Un progetto da 12 miliardi di dollari per rivoluzionare il traffico aereo

Il Dipartimento dei Trasporti degli Stati Uniti, guidato dal segretario Sean Duffy, sta valutando l’adozione di un sistema di intelligenza artificiale per gestire il traffico aereo nazionale. Il progetto, denominato Strategic Management of Airspace Routing Trajectories (SMART), mira a ottimizzare le rotte e ridurre i ritardi, ma solleva interrogativi sulla sua efficacia e sicurezza.

Le aziende coinvolte e le ambizioni del governo

Secondo quanto dichiarato da Duffy durante un evento di Semafor, il sistema SMART sarà sviluppato da tre aziende in competizione: Palantir, Thales SA e Air Space Intelligence. Palantir ha già confermato di essere stata incaricata dalla FAA (Federal Aviation Administration) di fornire uno strumento di analisi dati per modernizzare la gestione del traffico aereo.

Il costo stimato del progetto è di 12 miliardi di dollari, con l’obiettivo dichiarato di anticipare le problematiche di traffico fino a 45 giorni prima, consentendo agli operatori di regolare gli orari dei voli con precisione al minuto.

Le promesse di Duffy

«Questo software ci permetterà di prevedere i problemi con 45 giorni di anticipo. Potremo spostare alcuni voli di pochi minuti, anticipandoli o ritardandoli, risolvendo così le criticità senza ritardi».

Duffy ha sottolineato che l’AI non sostituirà completamente il ruolo degli operatori umani, ma affiancherà il loro lavoro per migliorare l’efficienza del sistema.

I rischi dell’AI nel controllo del traffico aereo

Nonostante le promesse, molti esperti nutrono dubbi sull’affidabilità dell’intelligenza artificiale in un contesto così critico. Gli errori di programmazione e le allucinazioni dell’AI sono già stati segnalati in applicazioni simili, come la gestione delle risorse umane, la sicurezza stradale e persino la manutenzione di macchinari semplici.

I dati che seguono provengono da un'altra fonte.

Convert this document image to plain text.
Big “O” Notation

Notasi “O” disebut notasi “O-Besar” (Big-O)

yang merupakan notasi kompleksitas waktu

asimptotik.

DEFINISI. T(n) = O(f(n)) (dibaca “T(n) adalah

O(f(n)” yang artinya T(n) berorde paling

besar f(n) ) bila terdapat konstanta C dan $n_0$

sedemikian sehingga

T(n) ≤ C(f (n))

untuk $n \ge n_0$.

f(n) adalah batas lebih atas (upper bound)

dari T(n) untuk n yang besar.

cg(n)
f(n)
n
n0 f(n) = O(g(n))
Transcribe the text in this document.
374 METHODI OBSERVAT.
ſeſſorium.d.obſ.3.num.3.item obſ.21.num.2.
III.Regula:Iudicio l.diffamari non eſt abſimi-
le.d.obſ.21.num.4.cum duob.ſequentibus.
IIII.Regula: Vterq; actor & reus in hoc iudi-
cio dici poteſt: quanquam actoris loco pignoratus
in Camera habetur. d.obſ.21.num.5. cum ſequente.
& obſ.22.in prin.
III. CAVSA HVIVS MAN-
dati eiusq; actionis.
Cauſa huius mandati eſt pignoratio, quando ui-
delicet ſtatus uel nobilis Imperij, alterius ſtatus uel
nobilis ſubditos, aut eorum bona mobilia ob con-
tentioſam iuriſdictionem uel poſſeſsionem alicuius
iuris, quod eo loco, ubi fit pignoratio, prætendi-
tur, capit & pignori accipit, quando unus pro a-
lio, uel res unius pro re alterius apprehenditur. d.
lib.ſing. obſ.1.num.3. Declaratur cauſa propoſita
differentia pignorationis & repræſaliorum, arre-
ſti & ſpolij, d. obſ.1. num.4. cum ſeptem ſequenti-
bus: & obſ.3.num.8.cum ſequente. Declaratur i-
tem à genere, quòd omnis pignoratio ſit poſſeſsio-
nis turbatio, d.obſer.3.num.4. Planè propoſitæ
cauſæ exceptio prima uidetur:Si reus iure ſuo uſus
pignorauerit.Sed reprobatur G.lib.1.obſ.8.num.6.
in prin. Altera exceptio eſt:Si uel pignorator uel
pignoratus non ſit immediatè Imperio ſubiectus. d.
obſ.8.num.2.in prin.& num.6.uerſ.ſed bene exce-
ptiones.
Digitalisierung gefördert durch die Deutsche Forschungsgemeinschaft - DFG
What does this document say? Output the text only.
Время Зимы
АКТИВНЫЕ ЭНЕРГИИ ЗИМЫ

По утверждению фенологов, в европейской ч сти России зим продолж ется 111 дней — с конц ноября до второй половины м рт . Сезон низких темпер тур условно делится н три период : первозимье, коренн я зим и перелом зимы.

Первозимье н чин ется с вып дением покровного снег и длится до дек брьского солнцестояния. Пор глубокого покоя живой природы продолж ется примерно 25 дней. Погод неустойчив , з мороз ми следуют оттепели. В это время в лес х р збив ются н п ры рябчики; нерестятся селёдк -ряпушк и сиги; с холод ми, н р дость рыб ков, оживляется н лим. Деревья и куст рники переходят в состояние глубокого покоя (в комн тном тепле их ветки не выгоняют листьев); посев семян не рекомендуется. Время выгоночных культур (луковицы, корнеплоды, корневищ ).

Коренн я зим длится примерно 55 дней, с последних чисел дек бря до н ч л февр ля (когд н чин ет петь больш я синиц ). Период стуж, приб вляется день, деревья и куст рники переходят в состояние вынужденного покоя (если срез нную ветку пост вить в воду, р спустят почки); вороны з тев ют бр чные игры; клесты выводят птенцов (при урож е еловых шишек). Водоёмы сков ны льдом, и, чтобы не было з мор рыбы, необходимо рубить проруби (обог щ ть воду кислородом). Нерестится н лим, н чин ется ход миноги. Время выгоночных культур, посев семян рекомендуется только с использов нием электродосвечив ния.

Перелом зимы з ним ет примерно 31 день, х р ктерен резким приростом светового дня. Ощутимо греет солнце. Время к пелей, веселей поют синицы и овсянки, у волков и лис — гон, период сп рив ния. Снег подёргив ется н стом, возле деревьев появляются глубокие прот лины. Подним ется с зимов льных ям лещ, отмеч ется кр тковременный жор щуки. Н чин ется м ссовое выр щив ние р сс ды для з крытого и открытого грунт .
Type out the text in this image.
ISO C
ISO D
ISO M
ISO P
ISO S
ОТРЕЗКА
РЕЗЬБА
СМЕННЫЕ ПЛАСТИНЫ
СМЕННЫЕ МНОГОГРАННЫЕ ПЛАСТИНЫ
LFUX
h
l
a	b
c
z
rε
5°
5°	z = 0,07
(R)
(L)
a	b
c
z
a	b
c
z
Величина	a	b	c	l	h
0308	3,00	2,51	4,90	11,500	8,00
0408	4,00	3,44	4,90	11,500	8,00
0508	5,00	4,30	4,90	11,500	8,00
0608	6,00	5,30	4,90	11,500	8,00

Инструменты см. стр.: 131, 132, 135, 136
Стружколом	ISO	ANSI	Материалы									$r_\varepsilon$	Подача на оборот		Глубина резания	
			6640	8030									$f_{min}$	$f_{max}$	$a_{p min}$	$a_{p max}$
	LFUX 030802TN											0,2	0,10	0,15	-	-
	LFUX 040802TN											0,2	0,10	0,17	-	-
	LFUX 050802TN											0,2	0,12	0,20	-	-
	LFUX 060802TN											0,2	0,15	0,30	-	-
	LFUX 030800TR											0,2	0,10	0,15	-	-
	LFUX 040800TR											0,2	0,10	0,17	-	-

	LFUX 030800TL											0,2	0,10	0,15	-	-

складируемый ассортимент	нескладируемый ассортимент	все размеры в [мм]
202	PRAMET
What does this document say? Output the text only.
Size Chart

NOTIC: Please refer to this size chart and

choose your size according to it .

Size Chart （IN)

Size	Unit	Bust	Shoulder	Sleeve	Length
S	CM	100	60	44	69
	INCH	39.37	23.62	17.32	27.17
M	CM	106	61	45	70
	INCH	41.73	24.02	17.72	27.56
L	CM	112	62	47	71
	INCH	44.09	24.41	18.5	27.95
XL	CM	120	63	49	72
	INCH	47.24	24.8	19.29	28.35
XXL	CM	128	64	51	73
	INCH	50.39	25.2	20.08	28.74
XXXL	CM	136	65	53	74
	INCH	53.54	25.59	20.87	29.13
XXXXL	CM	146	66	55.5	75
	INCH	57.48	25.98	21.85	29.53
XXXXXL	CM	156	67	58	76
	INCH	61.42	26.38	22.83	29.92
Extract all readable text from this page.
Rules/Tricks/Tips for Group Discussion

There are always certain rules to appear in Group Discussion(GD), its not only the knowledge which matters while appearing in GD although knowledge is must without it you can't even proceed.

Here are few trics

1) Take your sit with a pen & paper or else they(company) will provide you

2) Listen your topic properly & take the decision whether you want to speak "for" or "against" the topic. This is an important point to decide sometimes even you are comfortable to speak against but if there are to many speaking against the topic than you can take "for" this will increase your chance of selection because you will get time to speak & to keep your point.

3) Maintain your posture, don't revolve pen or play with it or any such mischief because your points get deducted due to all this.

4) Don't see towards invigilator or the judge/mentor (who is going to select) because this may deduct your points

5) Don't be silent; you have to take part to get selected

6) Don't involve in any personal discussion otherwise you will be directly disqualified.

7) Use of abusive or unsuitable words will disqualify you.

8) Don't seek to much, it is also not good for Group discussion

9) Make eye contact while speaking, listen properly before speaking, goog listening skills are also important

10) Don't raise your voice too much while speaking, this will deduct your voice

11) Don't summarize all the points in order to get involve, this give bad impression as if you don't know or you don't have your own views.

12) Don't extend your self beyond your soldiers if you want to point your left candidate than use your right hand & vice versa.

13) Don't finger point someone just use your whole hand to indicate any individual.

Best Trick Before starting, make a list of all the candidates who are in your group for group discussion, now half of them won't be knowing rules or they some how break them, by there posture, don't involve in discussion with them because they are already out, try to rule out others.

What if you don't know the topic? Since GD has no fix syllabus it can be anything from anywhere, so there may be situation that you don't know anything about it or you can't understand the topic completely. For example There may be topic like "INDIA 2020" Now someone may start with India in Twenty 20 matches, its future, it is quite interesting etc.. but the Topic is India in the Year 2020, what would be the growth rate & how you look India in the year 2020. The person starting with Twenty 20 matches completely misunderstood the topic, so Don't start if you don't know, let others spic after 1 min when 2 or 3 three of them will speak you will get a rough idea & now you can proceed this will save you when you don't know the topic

Un esempio emblematico: alcuni sistemi AI non sono riusciti a gestire correttamente una macchinetta automatica per snack, portando a malfunzionamenti e inefficienze. Se l’AI non riesce a gestire un compito così basilare, come può essere affidabile nel coordinare migliaia di voli ogni giorno?

Le critiche al progetto

Gli scettici sottolineano che l’introduzione dell’AI nel controllo del traffico aereo potrebbe introdurre nuovi rischi, tra cui:

  • Errori di previsione che causano congestioni o incidenti;
  • Dipendenza eccessiva da sistemi automatizzati, riducendo la capacità di intervento umano;
  • Problemi di trasparenza e responsabilità in caso di malfunzionamenti.

Il dibattito rimane aperto: da un lato, l’AI potrebbe rivoluzionare la gestione del traffico aereo, riducendo ritardi e costi; dall’altro, la sua affidabilità in un settore così delicato è ancora tutta da dimostrare.

Il futuro del traffico aereo negli Stati Uniti

Il progetto SMART rappresenta solo uno dei tanti tentativi del governo statunitense di modernizzare le infrastrutture aeronautiche. Tuttavia, la sua attuazione richiederà tempo, risorse e una rigorosa valutazione dei rischi per garantire la sicurezza dei passeggeri e dell’intero sistema.